Con questo messaggio, Francesco vuole ricordarci qualcosa di così semplice e tuttavia così complicato da vivere e credere: “Il sogno di Dio per l’uomo è renderlo partecipe della sua vita d’Amore”. Dobbiamo fare nostro e possibile quel dono della Grazia che Dio ci dà.

Esiste molto materiale scritto, approfondito e discusso su questo argomento. Tutti pensiamo di sapere cos’è l’amore e come viverlo, tutti ci sentiamo capaci di farlo conoscere, ma è reale nella nostra umanità di oggi?

In una lezione, uno studente chiese all’antropologa americana Margaret Mead2 quale considerasse come primo segno di civiltà nell’umanità. Lo studente e i suoi compagni di classe si aspettavano che Mead parlasse dell’amo da pesca, del vaso di terracotta o della mola.

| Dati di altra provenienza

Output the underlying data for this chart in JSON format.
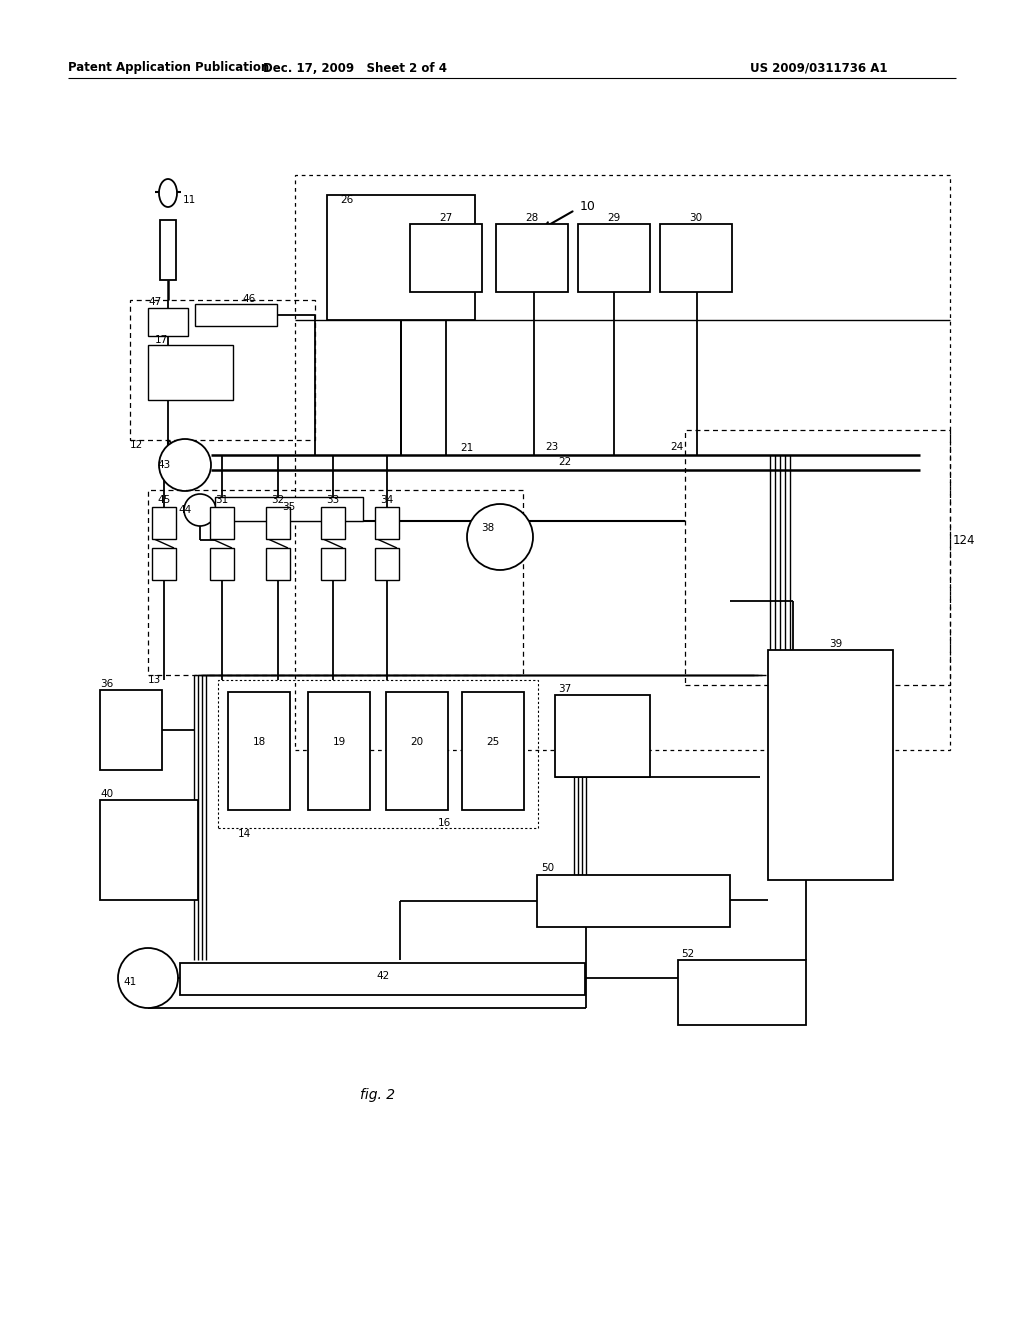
{
  "bg": "#ffffff",
  "hdr_l": "Patent Application Publication",
  "hdr_m": "Dec. 17, 2009   Sheet 2 of 4",
  "hdr_r": "US 2009/0311736 A1",
  "fig_label": "fig. 2",
  "hfs": 8.5,
  "dfs": 7.5
}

Altri, come me, senza essere presenti alla sua lezione, potrebbero pensare che la scrittura cuneiforme, la matematica applicata e la conoscenza degli astri che ci giungono dai Sumeri o le notizie dalla Turchia sudorientale e dal suo maestoso santuario Göbekli Tepe.

Ma non è così.

Secondo lei il primo segno di civiltà in una cultura antica era un femore fratturato che poi sembrava guarito.

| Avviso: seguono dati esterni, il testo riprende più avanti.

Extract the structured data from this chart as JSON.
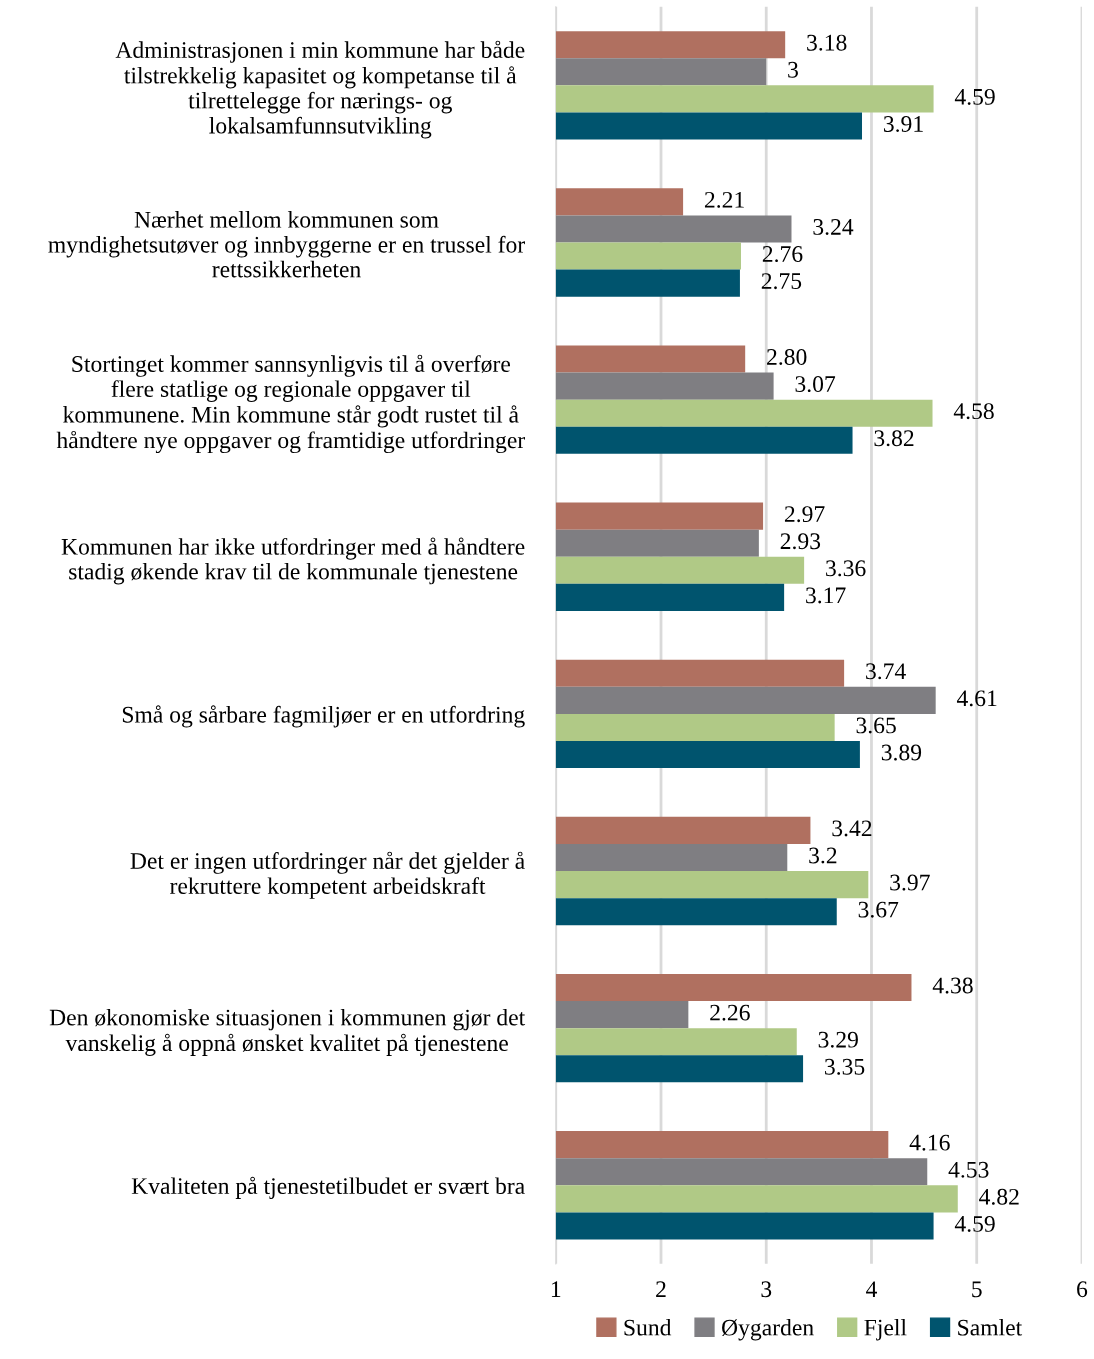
{
  "chart_data": {
    "type": "bar",
    "orientation": "horizontal",
    "categories": [
      "Administrasjonen i min kommune har både\ntilstrekkelig kapasitet og kompetanse til å\ntilrettelegge for nærings- og\nlokalsamfunnsutvikling",
      "Nærhet mellom kommunen som\nmyndighetsutøver og innbyggerne er en trussel for\nrettssikkerheten",
      "Stortinget kommer sannsynligvis til å overføre\nflere statlige og regionale oppgaver til\nkommunene. Min kommune står godt rustet til å\nhåndtere nye oppgaver og framtidige utfordringer",
      "Kommunen har ikke utfordringer med å håndtere\nstadig økende krav til de kommunale tjenestene",
      "Små og sårbare fagmiljøer er en utfordring",
      "Det er ingen utfordringer når det gjelder å\nrekruttere kompetent arbeidskraft",
      "Den økonomiske situasjonen i kommunen gjør det\nvanskelig å oppnå ønsket kvalitet på tjenestene",
      "Kvaliteten på tjenestetilbudet er svært bra"
    ],
    "series": [
      {
        "name": "Sund",
        "color": "#b07060",
        "values": [
          3.18,
          2.21,
          2.8,
          2.97,
          3.74,
          3.42,
          4.38,
          4.16
        ],
        "value_labels": [
          "3.18",
          "2.21",
          "2.80",
          "2.97",
          "3.74",
          "3.42",
          "4.38",
          "4.16"
        ]
      },
      {
        "name": "Øygarden",
        "color": "#7f7e82",
        "values": [
          3,
          3.24,
          3.07,
          2.93,
          4.61,
          3.2,
          2.26,
          4.53
        ],
        "value_labels": [
          "3",
          "3.24",
          "3.07",
          "2.93",
          "4.61",
          "3.2",
          "2.26",
          "4.53"
        ]
      },
      {
        "name": "Fjell",
        "color": "#b0c986",
        "values": [
          4.59,
          2.76,
          4.58,
          3.36,
          3.65,
          3.97,
          3.29,
          4.82
        ],
        "value_labels": [
          "4.59",
          "2.76",
          "4.58",
          "3.36",
          "3.65",
          "3.97",
          "3.29",
          "4.82"
        ]
      },
      {
        "name": "Samlet",
        "color": "#00546e",
        "values": [
          3.91,
          2.75,
          3.82,
          3.17,
          3.89,
          3.67,
          3.35,
          4.59
        ],
        "value_labels": [
          "3.91",
          "2.75",
          "3.82",
          "3.17",
          "3.89",
          "3.67",
          "3.35",
          "4.59"
        ]
      }
    ],
    "xlim": [
      1,
      6
    ],
    "xticks": [
      1,
      2,
      3,
      4,
      5,
      6
    ],
    "grid": "x",
    "legend": "bottom"
  }
}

Mead spiegò che nel regno animale, se ti rompi una zampa, muori. Perché non puoi procurarti né cibo né acqua, né sfuggire al pericolo, perciò sei una facile preda per le bestie che ti circondano. E nessun animale con un arto inferiore rotto sopravvive abbastanza a lungo da permettere all’osso di guarire da solo. Quindi un femore rotto che è guarito è la prova che qualcuno è rimasto accanto alla persona che se l’è rotto, ha bendato e immobilizzato la frattura. Cioè, che si è preso cura di lei e l’ha aiutata in qualche modo a spostarsi insieme all’intero gruppo.

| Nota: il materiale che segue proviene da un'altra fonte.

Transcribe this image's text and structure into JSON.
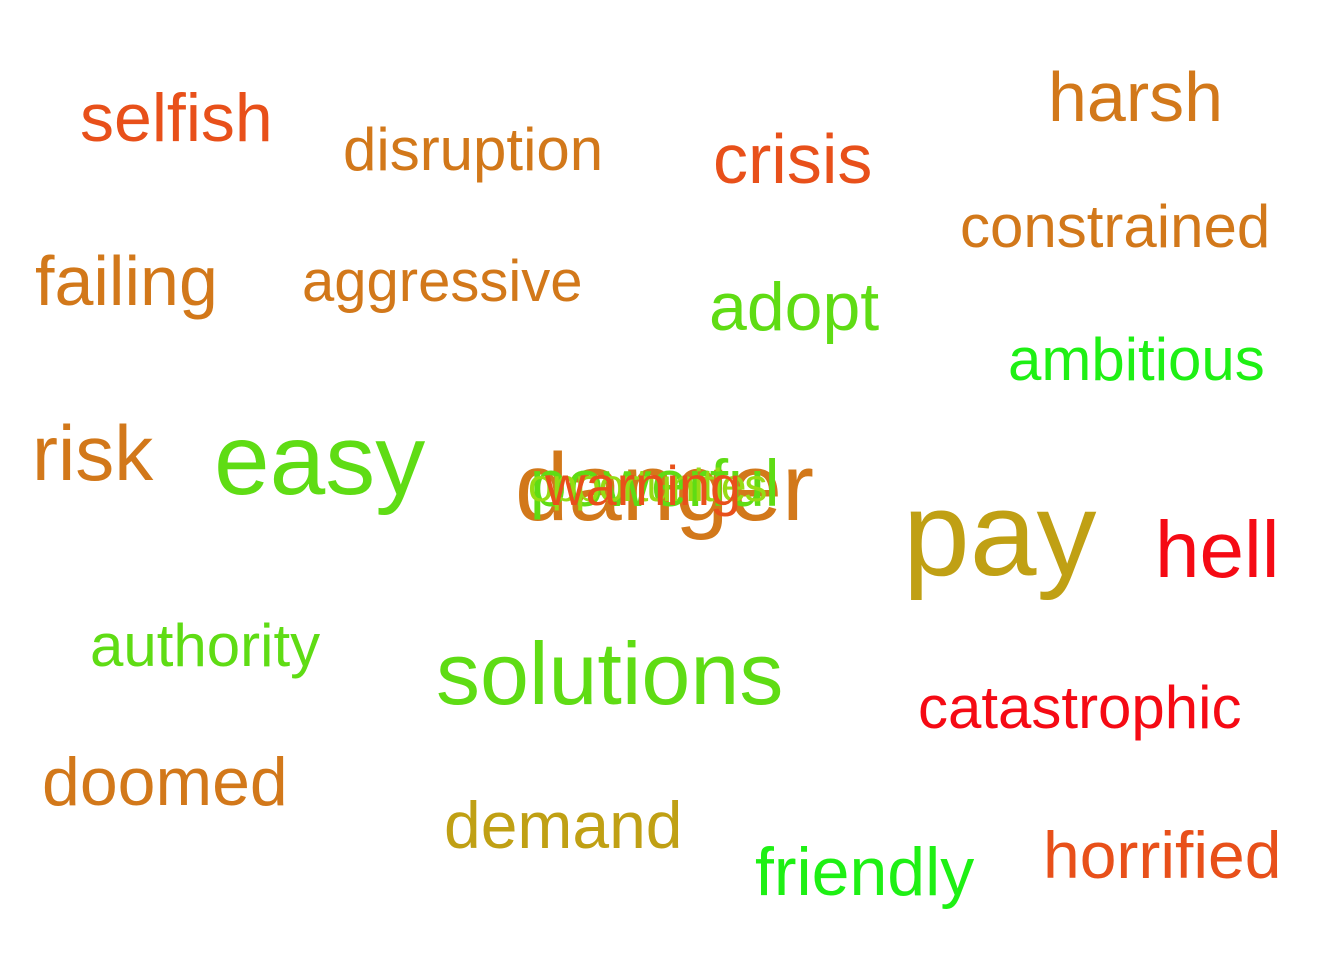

“Aiutare qualcuno a superare le difficoltà è il punto di partenza della civiltà”, ha spiegato Mead.

In tanti dettagli della cura spiegata dall’antropologo c’è l’amore, presente in un gruppo di nomadi. Una specie appartenente, fino a quel momento, al mondo animale, che vive grazie alle cure ricevute ed è capace di prendersi cura degli altri. E lì, in quel segno primitivo, chi è attento sa che è possibile vedere una nuova alba.

Può sembrare un’esperienza molto semplice, ma io la vedo come un grande segno di evoluzione Quando hanno capito che era meglio stare insieme? Quando hanno smesso di cercare la sopravvivenza per se stessi? Chi li ha spinti a prestare attenzione l’uno all’altro in un momento di dolore? Qual è l’inizio di uno spazio comune per prendersi cura?

L’amore è passato da quei piccoli legami a diventare parte di qualcosa di più grande; Chiamiamola tribù, clan, etnia o popolo: è lì che si rivela il suo lato migliore e si formano amicizia, fratellanza e solidarietà. L’esperienza dell’amore si sviluppa in uno spazio sociale.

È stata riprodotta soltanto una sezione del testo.